[The dating of this letter is restricted by the bookends of the 1833 watermark and Haworth's death on 24 August of that year. It is narrowed further by the fact that WHFT left England in mid-June for an extended trip on the Continent with his new wife Constance (confirmed by Doc. No: 02714). It was on this trip that the idea of photography occured to him at Bellagio, on Lake Como, in early October.]
Monday Noon. –
My Dear Sir.
Your 2 Mesemba <1> have just arrived. A 4 o’ Clock the post should have them again. The yellow one is M. glaucum & as nearly as I can say by such a specimen, in such a group, the other is very near quite my M Aroflexum[?] (Nat. Revis. 139)[?]<2> but I would not publish it without further examination. I am highly obliged, & gratified by the bulbs last monday of your Garden, & apologize much for forgetting to sign the book. But I shall be there again in a few days (with more plants for you) & will then sign,<3>
till when believe me very truly yrs
A. H. Haworth.
1. The genus of succulent plants, Mesembryanthemum. The very first book by Haworth, a prolific author, was Observations on the Genus Mesembryanthemum, in two parts; Containing Scientific Descriptions of above one hundred and thirty species, about fifty of which are new; Directions for their management; New arrangements of the species; References to authors; and a Great Variety of Critical, Philosophical, and Explanatory Remarks (London: Printed and Sold for the Author, 1794). He added to this in subsequent publictions. Mesembryanthema are native to South Africa, so it might be tempting to think that WHFT had received these from his friend, Sir John Herschel, who was just starting a prolonged stay at the Cape of Good Hope and they had discussed the exchange of botanical specimens (see Doc. No: 02632). However, it was a little too early for specimens to have made their way back on the four-month ocean passage, and in any case WHFT had been interested in Mesembryanthema since at least the age of 17 (see Doc. No: 00777). He had exchanged them over the years with his uncle, William Thomas Horner Fox Strangways.
2. The paper is damaged in this area, making the reading uncertain.

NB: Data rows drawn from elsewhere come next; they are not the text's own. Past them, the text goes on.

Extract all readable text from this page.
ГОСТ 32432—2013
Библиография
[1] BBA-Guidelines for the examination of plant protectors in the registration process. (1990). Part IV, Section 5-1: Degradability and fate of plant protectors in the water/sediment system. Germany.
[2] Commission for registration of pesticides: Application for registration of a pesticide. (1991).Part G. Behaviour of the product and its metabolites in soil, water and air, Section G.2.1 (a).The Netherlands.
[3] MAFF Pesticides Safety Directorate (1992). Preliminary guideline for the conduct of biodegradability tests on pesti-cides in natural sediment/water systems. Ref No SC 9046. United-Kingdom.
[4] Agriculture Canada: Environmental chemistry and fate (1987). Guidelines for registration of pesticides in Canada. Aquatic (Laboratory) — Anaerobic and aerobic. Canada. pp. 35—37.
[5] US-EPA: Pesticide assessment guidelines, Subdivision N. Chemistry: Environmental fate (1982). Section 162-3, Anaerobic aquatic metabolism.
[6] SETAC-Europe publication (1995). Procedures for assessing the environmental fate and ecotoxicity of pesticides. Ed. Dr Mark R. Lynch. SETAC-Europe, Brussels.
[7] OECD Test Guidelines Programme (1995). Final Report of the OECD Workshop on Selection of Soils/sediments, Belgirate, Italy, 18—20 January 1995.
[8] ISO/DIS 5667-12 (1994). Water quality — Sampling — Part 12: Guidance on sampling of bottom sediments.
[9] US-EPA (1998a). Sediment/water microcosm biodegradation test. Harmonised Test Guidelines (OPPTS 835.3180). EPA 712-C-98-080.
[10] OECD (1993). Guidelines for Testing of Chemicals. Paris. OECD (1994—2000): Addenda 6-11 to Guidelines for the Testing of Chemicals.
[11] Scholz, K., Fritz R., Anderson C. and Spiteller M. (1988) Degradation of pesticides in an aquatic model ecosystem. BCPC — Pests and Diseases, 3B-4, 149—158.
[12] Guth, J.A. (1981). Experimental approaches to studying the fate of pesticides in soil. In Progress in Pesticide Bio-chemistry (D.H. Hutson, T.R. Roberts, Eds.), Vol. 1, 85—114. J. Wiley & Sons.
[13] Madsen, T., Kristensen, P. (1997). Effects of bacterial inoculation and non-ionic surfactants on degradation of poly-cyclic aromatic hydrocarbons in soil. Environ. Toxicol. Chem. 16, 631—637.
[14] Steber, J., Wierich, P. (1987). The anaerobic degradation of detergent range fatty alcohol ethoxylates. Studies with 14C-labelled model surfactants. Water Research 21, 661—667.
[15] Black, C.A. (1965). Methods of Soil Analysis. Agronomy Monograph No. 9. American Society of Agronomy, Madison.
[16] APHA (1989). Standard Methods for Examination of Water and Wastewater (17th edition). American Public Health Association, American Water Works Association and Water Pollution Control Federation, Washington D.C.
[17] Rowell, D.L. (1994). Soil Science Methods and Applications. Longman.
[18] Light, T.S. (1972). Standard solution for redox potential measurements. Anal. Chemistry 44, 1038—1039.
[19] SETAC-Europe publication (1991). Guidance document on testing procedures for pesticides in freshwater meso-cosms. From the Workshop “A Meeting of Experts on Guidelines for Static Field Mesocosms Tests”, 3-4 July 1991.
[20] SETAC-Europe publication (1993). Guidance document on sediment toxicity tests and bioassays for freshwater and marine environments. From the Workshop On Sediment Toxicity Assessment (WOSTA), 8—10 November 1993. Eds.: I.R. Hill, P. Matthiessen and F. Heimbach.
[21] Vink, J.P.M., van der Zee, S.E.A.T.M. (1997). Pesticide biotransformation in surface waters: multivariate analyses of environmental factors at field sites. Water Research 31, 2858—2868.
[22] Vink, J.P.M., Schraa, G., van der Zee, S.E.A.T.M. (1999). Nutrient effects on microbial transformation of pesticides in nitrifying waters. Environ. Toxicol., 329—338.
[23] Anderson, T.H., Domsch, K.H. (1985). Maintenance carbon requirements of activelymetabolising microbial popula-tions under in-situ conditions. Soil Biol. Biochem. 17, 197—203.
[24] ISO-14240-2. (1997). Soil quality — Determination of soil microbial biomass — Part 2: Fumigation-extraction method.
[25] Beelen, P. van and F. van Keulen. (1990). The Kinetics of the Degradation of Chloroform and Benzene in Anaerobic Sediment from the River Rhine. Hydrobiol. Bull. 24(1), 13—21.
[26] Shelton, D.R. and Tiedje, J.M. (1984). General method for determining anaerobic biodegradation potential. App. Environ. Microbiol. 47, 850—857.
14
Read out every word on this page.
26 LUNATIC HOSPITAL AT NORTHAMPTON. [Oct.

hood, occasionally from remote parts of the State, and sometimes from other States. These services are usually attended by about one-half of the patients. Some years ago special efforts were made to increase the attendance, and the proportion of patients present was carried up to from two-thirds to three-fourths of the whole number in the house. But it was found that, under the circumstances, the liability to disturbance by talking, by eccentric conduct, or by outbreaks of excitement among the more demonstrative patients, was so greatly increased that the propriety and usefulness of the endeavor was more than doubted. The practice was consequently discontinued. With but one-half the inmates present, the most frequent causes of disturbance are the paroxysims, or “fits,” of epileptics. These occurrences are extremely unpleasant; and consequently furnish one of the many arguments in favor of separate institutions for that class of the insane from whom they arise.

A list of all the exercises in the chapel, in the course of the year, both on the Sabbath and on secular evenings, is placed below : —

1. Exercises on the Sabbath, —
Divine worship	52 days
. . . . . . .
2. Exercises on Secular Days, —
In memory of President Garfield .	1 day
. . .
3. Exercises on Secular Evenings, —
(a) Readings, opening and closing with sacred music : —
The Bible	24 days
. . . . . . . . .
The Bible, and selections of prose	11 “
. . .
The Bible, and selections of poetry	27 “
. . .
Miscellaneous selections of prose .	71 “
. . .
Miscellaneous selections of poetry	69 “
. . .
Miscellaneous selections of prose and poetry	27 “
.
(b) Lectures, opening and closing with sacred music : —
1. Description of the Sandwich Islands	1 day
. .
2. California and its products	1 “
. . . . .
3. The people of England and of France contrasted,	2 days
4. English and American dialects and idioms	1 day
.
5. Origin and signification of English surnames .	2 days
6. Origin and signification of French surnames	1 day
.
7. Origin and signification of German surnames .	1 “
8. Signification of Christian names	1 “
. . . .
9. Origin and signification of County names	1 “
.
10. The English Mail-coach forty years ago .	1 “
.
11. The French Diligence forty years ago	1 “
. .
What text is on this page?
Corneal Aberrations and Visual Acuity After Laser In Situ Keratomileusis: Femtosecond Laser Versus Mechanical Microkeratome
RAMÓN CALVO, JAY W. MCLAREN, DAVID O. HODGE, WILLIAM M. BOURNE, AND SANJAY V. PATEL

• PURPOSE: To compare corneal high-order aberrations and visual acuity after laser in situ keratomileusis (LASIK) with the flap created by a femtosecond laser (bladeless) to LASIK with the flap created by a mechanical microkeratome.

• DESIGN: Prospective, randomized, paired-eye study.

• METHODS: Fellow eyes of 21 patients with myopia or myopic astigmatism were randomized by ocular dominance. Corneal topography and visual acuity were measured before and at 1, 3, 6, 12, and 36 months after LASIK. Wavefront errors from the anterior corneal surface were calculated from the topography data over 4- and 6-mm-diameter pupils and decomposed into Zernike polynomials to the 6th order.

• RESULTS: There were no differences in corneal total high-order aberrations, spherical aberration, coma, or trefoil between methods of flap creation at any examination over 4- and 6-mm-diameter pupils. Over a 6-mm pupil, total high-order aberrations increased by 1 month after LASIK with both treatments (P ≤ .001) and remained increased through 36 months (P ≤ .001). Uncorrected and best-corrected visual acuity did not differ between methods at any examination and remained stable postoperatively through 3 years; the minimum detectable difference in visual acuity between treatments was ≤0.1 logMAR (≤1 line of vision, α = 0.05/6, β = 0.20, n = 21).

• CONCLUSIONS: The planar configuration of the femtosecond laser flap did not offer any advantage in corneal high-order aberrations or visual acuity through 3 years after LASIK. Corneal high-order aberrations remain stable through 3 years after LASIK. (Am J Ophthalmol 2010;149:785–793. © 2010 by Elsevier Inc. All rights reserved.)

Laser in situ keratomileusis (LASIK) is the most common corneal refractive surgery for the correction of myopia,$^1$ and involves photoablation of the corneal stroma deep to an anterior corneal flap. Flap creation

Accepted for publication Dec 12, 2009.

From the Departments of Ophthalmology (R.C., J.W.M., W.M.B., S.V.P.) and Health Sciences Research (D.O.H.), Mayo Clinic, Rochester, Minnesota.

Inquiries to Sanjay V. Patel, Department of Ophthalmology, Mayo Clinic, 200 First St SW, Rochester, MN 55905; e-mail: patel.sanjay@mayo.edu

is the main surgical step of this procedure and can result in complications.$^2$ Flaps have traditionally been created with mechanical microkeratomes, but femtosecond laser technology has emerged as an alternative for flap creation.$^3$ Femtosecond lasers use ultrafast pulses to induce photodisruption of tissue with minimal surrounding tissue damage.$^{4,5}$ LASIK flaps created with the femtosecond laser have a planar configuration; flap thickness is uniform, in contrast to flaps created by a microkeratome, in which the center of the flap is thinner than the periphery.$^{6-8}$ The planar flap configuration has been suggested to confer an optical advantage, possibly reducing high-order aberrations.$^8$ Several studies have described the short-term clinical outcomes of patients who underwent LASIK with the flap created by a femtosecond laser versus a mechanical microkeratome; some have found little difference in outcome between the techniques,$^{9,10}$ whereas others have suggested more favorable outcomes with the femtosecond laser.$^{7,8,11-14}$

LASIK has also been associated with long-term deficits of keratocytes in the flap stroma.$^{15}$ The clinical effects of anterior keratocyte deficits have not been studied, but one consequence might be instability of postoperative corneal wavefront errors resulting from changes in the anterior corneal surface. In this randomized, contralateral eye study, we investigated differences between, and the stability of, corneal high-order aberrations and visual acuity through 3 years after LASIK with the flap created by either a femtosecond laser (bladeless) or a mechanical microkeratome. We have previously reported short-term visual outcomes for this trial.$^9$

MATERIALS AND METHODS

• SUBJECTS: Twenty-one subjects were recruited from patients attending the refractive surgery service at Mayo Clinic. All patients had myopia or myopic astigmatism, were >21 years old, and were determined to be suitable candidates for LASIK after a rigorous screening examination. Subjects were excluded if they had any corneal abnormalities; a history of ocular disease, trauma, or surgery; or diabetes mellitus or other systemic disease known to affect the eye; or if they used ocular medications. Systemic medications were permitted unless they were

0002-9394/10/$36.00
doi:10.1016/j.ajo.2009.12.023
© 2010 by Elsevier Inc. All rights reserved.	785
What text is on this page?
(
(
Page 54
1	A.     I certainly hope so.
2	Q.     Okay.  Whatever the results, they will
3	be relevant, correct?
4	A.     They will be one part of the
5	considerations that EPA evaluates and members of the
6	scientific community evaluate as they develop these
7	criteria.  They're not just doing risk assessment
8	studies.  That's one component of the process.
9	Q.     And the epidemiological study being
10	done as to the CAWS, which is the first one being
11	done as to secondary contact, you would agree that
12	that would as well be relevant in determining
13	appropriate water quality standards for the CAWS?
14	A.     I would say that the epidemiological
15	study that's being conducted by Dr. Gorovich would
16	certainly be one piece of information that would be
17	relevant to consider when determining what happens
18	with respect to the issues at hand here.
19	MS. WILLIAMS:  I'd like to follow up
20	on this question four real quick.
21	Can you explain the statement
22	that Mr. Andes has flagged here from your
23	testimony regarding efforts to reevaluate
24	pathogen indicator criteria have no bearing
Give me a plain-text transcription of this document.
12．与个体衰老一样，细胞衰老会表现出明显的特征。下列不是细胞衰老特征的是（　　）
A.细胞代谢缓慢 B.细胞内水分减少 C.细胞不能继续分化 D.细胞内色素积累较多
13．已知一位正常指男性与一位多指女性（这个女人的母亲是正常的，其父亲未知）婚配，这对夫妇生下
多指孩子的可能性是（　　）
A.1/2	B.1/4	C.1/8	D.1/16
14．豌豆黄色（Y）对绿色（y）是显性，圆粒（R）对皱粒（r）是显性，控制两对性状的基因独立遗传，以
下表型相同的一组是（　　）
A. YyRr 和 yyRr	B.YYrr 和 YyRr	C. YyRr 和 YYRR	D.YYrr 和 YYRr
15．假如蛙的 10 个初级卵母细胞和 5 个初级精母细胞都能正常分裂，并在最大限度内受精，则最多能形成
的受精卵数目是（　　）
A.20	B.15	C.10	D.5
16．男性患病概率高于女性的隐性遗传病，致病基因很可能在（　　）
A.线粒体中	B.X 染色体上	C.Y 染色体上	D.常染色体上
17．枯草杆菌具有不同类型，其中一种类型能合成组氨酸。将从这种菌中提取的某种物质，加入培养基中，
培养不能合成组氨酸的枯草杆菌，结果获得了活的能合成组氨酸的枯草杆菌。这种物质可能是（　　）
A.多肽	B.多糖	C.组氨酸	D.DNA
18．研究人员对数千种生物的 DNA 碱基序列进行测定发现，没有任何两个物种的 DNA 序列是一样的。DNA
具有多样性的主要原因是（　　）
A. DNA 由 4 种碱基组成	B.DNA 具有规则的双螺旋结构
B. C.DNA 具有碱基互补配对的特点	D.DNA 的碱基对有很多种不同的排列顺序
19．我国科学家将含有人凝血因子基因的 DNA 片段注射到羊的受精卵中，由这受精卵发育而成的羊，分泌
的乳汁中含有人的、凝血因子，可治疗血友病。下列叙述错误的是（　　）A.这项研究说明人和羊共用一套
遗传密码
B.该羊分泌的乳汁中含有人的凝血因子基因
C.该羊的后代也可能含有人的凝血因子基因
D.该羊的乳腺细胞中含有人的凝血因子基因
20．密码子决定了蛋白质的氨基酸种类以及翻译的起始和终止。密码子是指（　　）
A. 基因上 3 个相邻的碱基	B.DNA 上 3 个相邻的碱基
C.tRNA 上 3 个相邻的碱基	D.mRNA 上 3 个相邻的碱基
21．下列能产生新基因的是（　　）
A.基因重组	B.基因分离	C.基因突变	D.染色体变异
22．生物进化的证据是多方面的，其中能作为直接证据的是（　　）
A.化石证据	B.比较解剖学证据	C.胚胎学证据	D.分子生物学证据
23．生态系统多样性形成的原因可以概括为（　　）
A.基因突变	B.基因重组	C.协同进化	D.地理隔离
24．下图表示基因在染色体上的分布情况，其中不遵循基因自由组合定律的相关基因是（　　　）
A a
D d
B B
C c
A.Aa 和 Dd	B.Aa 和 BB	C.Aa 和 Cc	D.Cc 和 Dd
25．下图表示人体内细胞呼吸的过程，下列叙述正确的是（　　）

3. Possibly a visitor's book for Lacock Abbey, which has not been traced, or possibly a planned dedication for one of Haworth's own books. A subsequent visit has not been confirmed. WHFT was mostly in London the first half of 1833, so Haworth's mention of WHFT's garden and that he would "be there again" almost certainly further restricts the possible dates of the letter.